それは血液そのものなのでしょうか?それともいわゆる”血尿”なのでしょうか?
血液なら、どこから血が出ているのか気になりますし、血尿であれば外からは原因がわからないので、もっと不安になりますよね。見た目だけでは何だかわからないとなれば、不安度は更に上がってしまうでしょう。
ここでは、そんな不安をもたらす血尿や血尿に間違えそうなものの原因を紹介していきますので、ぜひ参考にしてみてください。
犬が血尿した時に考えられる原因
血尿と一言で言っても、明らかに血尿を出している姿を見ていれば判断ができますが、ペットシーツなどに痕跡があった場合は、見た目が血尿に見えるという判断になると思います。主に考えられる原因は以下の8つです。
- 尿路感染症
- 尿路結石症
- 腫瘍
- 中毒
- 外傷
- 前立腺疾患
- 未避妊のメスの病気
- フィラリア症など
尿路感染症
尿路感染症とは、尿路(腎臓−尿管−膀胱−尿道)のどこかで感染症が起きることです。血尿や頻尿が続いたり、排尿痛があったり、感染により尿の臭いがきつくなり、不快感から陰部をなめたりします。
尿路感染症の主な原因
- 細菌感染
→直接の原因で多いのは大腸菌で、皮膚や腸(糞便由来)にいる細菌が尿道から膀胱へ、更には腎臓へと上がっていくこともあります。 - 尿の我慢
→尿を我慢している時間が長いと、尿によって原因菌が外に流されるチャンスが減ることも問題です。
尿路感染症の治療方法
まずは尿路感染症の原因菌を突き止め、細菌類であれば抗生物質、炎症には消炎剤を使うこともあります。

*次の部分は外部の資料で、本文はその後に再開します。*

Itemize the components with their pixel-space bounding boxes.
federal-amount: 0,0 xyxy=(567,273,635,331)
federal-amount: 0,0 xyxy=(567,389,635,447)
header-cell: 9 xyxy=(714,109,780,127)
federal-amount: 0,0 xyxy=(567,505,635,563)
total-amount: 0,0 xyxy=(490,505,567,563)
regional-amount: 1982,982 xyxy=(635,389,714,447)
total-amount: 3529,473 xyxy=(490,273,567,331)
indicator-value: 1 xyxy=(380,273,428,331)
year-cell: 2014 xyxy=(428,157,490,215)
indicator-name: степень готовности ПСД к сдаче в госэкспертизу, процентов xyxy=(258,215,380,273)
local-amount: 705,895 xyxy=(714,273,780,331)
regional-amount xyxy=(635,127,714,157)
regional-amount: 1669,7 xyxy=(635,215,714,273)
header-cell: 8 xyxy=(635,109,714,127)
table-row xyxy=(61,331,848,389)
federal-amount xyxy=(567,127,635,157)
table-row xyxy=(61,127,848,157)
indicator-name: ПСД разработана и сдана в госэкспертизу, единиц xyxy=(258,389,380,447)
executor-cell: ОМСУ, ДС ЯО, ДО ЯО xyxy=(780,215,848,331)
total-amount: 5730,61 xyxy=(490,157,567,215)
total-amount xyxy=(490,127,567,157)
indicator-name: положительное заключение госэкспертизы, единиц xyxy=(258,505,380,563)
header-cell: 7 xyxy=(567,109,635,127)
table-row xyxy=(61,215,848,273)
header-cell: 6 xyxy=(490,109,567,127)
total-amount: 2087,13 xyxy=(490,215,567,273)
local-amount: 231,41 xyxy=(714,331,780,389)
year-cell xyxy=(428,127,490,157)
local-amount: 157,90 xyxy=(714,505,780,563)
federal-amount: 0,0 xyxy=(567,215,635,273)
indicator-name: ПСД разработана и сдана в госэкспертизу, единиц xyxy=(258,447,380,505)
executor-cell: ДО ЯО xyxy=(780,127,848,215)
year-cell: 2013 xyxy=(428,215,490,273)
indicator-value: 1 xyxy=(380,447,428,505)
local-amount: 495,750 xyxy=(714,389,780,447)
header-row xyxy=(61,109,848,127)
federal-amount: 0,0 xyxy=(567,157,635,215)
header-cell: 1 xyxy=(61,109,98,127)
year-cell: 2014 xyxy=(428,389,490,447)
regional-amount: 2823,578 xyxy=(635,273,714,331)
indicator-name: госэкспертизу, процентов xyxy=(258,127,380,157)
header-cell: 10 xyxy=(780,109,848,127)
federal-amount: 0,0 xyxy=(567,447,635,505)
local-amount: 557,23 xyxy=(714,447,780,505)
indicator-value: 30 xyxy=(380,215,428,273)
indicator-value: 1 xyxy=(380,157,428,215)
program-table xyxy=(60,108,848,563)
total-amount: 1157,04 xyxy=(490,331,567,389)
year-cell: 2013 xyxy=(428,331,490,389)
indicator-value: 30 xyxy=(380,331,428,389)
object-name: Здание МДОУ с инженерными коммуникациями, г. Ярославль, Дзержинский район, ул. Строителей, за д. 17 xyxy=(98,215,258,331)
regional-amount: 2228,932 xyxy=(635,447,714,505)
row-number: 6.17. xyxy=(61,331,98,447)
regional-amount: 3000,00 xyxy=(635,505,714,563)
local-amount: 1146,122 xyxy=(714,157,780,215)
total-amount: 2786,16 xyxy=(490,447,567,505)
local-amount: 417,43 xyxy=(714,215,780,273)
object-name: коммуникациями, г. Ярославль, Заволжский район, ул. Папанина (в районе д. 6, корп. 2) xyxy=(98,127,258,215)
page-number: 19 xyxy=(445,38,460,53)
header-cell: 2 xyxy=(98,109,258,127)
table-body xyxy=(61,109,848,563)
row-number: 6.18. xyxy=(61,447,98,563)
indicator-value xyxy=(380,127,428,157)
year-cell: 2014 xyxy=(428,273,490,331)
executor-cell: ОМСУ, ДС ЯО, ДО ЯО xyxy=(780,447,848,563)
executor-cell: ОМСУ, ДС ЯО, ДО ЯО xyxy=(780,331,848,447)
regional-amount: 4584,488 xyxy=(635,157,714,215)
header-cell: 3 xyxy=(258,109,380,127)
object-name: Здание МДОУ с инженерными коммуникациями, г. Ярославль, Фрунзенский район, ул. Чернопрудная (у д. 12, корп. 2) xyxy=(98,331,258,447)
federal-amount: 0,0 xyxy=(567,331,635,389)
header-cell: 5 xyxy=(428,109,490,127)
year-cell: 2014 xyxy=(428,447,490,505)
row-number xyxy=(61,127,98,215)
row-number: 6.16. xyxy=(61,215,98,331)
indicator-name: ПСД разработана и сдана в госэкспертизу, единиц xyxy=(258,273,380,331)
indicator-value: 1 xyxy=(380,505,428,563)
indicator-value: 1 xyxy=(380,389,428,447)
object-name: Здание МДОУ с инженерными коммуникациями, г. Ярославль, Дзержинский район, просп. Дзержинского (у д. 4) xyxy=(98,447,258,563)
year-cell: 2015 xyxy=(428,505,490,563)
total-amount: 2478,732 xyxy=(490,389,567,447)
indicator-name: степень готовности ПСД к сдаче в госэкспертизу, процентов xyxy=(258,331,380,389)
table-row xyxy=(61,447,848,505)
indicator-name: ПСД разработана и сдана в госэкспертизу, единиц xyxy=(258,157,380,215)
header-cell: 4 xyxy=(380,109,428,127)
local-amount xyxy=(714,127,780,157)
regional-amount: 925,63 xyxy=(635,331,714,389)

尿がたくさん出ることで洗い流す効果もあるので、お水を沢山飲ませて尿量を増やすことも必要です。
尿路結石症
尿路結石症とは、一般的にはメスに多く、尿路(腎臓−尿管−膀胱−尿道)のどこかで石(結石)が出来ると、尿を排泄する時に膀胱や尿道を傷つけてしまい、痛みを伴う頻尿や血尿になることがあります。場合によっては結石が詰まって尿が出なくなる緊急事態が発生します。
尿路結石症の主な原因
- 尿路感染症
→結石が出来る原因の一つは尿路感染症です。炎症が起きた結果、尿路の細胞がダメージを受けてはがれ落ちる為、それが尿の中に溜まっていき、結石を作ります。 - フード
→食べているフードの成分などによっては結石が出来ることがあります。 - 水分
→例えば、冬などは夏よりも飲水量が減るので尿の量も減り、結石が出来やすくなります。 - 先天性
→肝臓に先天的な問題(門脈シャント:肝臓にある血管の異常)がある、遺伝的にこの病気になりやすい、などが挙げられます。
結石の種類
結石は成分によって分類がされています。
- ストルバイト(リン酸アンモニウム・マグネシウム)
- リン酸カルシウム
- シュウ酸カルシウム
- 尿酸塩
- シスチン
- ケイ酸塩
- これらの混合の結石
結石が出来やすい主な犬種
実は結石の成分によって好発犬種(発症しやすい犬種)がいます。それぞれの結石の種類毎に発症しやすい犬種を以下に記しています。
- ストルバイト
→シーズー、ミニチュアシュナウザー、ビションフリーゼなど - シュウ酸カルシウム
→ミニチュアシュナウザー、ヨークシャーテリア、ミニチュアプードル、シーズー、ビションフリーゼなど - リン酸カルシウム
→ミニチュアシュナウザー、ヨークシャーテリア、コッカースパニエルなど - 尿酸塩
→ダルメシアン、ブルドッグ、など。 - シスチン
→バセットハウンド、ブルドッグ、ダックスフンド、ダックスフンドなど - ケイ酸塩
→ゴールデン・レトリーバー、ラブラドール・レトリーバー、ジャーマン・シェパードなど
尿路結石症の治療方法
尿路結石の治療方法ですが、結石が小さい場合は、内科治療(抗生物質や消炎剤など)と処方食で尿の状態をコントロールします。尿がアルカリ性になることで出来るストルバイトは、処方食で尿を酸性にして溶けるのを待ちます。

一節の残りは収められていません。